Литмир - Электронная Библиотека
A
A

— Ты знаешь, что я не могу, урод, и пользуешься. У тебя совесть есть?

Морлок оскалился.

— Вам виднее, хозяин. Разве я не морлок, боевая скотина без следов «совести» или там «благородства», каким и должен быть? Или человек с душой и умом и совестью, не хуже вас?

— Ты больше не втянешь меня в диспут.

— Почему? Боитесь проиграть животному?

— Просто не желаю тратить времени на пустую болтовню. Ты портишь моих солдат, и я хочу, чтобы ты это прекратил.

— Но почему вы просите вместо того, чтоб стрелять?

Потому что я, на свою беду, любопытный опоссум, подумал Шэн. Я хотел увидеть морлока — проповедника. Думал, что это будет забавно. И это так славно подходило к моим убеждениям, мать его. Это доказывало, что мы, аболиционисты, правы правотой высшей пробы, сиречь правдой факта: морлок выжил во враждебном окружении, действует по свободной воле и в полном согласии со своими, добровольно избранными, обязательствами и убеждениями.

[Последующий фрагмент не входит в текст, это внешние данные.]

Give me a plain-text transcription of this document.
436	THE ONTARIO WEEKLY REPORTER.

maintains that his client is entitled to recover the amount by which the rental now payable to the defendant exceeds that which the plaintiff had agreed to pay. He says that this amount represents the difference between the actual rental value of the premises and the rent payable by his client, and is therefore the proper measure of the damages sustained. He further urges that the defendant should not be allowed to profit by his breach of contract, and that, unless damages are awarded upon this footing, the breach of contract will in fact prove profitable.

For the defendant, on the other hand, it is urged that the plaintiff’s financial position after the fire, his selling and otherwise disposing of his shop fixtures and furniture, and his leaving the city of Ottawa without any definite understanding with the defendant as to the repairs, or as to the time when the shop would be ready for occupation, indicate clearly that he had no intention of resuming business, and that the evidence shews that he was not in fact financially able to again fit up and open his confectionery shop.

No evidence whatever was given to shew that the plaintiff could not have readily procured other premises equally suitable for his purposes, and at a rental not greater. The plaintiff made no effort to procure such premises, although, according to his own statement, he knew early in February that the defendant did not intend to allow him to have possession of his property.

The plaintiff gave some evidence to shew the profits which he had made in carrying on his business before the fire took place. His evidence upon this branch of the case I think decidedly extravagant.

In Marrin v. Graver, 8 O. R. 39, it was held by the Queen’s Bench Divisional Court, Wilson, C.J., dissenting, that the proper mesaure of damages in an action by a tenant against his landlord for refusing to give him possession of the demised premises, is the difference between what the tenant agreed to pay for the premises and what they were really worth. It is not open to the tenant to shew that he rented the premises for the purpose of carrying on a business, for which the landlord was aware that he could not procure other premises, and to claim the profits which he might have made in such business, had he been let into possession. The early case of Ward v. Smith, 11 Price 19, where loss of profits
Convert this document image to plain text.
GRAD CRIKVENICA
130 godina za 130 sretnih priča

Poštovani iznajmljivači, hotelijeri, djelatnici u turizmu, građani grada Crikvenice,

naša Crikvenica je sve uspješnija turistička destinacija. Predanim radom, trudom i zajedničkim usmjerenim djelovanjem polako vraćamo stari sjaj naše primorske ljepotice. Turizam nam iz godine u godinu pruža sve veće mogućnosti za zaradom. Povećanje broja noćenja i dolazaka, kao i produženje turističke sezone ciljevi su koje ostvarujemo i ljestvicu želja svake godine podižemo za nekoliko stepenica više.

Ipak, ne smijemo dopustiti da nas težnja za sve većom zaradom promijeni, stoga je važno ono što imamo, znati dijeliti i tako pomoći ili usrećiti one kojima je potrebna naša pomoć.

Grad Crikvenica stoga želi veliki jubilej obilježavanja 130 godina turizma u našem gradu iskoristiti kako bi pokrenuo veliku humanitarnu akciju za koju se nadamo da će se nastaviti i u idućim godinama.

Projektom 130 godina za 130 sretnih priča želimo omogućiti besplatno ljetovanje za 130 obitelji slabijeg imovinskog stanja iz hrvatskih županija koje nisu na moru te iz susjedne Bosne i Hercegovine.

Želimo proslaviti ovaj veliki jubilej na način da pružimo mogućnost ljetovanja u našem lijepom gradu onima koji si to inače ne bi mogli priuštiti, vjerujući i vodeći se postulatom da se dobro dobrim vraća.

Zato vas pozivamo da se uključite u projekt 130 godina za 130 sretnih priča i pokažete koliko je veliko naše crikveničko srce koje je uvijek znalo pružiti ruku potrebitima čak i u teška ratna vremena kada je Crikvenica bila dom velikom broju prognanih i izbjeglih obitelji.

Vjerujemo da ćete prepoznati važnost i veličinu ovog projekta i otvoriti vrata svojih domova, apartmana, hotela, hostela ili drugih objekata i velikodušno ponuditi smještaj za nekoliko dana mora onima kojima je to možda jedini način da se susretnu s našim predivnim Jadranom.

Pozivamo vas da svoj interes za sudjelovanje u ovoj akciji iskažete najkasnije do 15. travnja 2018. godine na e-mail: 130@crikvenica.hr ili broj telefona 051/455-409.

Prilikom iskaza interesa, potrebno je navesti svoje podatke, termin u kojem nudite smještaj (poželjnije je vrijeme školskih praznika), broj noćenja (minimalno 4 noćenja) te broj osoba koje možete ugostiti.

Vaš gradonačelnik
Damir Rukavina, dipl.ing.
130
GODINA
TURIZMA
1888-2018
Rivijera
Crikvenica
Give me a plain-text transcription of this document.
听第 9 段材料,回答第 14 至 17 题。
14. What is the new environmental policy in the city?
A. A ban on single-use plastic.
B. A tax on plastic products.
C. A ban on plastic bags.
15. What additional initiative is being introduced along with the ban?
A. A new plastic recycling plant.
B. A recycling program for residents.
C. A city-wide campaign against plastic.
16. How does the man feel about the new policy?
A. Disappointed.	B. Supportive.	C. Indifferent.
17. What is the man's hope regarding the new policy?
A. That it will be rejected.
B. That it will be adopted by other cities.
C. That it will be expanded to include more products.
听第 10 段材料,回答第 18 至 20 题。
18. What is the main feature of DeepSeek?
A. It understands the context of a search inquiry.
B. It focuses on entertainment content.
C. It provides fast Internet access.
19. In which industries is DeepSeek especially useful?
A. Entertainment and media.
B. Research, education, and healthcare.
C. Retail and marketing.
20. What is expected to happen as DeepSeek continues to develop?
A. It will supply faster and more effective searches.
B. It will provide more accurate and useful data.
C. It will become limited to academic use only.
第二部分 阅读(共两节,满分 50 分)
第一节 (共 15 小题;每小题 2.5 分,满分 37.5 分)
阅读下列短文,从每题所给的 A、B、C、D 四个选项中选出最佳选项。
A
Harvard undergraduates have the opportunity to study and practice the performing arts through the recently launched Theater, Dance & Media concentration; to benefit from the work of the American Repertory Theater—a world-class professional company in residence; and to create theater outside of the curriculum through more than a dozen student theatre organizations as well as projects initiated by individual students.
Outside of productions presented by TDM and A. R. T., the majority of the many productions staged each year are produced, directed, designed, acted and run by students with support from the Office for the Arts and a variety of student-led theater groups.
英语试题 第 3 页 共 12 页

Не так забавно оно оказалось, когда Шэн выяснил, что проповедь Раэмона Порше имеет над молодняком больше власти, чем что-либо еще.

— Разве они стали непокорными? Ленивыми? Трусливыми? Как я повредил их дисциплине или храбрости? Я учу их, что нужно подчиняться командирам, думать и отвечать за свои дела. Потому что они — люди дома Рива, что бы дом Рива себе ни думал. Почему вы просите меня прекратить?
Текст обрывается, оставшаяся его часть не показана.